The last great orator we had in this country, Aneurin Bevan, said
that England was a nation that is "mainly made of coal and surrounded
by fish" (1945). He said this in the context "that only an organizing
genius" could produce a shortage of coal and fish. (Well, without
going into further detail here, UK governments and the EU between
them have certainly become geniuses!)
I wonder what Bevan would have said today? As it happens, about half
of England is sitting on top of the cheapest and cleanest fossil fuel
that has ever been discovered. I speak of shale gas, of course. One
gasfield of 8,000 square miles (20,000 square kilometres) straddles
England from east to west. Even before this is touched, there are
enough other large pockets to be able to supply all our energy needs
for centuries to come.
Bevan couldn't make an exception of us today because there are huge
gasfields under all continents and many are undoubtedly larger.
Almost all countries will now have access to as much as they want.
The reason for this is that millions of square miles of ocean bottoms
with 3,700 million years of rotting organic life have been subducted
under all the major land masses.
America, with 35,000 wells, has already gone all out to develop shale
gas.

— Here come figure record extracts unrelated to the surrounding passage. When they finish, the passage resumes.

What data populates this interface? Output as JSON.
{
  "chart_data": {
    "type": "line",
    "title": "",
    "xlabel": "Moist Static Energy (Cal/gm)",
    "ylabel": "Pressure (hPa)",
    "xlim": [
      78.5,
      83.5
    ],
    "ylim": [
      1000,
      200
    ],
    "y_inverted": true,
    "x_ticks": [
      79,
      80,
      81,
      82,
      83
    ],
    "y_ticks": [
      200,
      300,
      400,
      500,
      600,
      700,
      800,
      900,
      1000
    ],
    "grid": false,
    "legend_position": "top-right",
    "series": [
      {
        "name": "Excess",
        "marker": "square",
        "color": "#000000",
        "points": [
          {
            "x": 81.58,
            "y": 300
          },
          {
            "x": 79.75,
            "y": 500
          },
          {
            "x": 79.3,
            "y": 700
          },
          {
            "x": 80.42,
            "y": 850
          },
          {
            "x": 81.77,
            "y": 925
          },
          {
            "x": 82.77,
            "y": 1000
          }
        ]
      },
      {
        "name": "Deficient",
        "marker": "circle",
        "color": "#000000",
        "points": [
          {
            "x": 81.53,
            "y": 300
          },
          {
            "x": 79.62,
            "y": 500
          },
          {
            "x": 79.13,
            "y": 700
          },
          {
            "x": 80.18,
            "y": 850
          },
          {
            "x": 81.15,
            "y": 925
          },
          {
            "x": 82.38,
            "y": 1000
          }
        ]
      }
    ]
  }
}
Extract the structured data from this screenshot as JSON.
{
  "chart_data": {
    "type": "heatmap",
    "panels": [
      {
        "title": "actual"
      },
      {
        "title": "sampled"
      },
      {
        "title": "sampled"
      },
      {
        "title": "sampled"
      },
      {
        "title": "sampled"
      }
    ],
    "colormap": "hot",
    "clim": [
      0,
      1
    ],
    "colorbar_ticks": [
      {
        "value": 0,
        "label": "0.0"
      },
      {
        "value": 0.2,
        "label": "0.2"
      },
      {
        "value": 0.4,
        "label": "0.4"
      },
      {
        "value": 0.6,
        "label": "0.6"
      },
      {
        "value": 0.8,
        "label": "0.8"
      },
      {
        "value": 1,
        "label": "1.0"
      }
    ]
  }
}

It is only pausing at present until it modifies many of its
oil-fed power stations and builds more gas-fed ones. It will also
reduce its considerable imports of oil and gas. Within a few weeks of
UK discoveries and further prospecting, the UK is undergoing the most
radical change ever made in its energy policies.
Most countries are dilly-dallying, so far. Not China. It saw the
writing on the wall immediately. From what one is able to gather, it
is already prospecting widely. It is going to produce widely,
too. It was already running short of conventional fossil fuels. This
will also now be its golden opportunity to develop a new swathe of
industries and bring the rural poor (700 million) into the 'ghost
cities' it has already built. Besides, China now knows that it will
have to face the most enormous resumption of American manufacturing
-- and, more to the point, exporting to countries that China now
exports to almost exclusively.
Until the 1980s America was by far the greatest economic power on
earth. A very considerable part of the reason for this was that, for
the most part of the 20th century, America had been recruiting
hundreds of the best scientists that Europe produced and, latterly,
many from Asia. This is why America is at the forefront in almost all
engineering and scientific areas. In recent decades America may have
lost out to China in the production of consumer goods but not of the
cutting-edge producer goods. China is unable to create the latter.
Its government admits that its young people are uncreative because of
its Confucian culture. Its problem is that, try as it may, it has
been unable to correct the situation.
Thus China will always trail America economically until it, too,
starts recruiting the best of the world's scientists and gradually
developing its own creative culture. What it needs to do is offer as
much funding as a research scientist needs. The rest, such as lovely
houses in superb locations and any type of school that scientists and
partners want for their children are relatively easily supplied.
China started its Green Card system some ten years ago when it
realized that it needed a great number of experienced managers in
banking and industry and teachers of English (which is now becoming
China's second official language [unofficially so far!]). Shale gas,
if developed as quickly as America is going to do, or, more likely,
even more rapidly, will enable China to promote itself into the
Research and Development league where it really needs to be.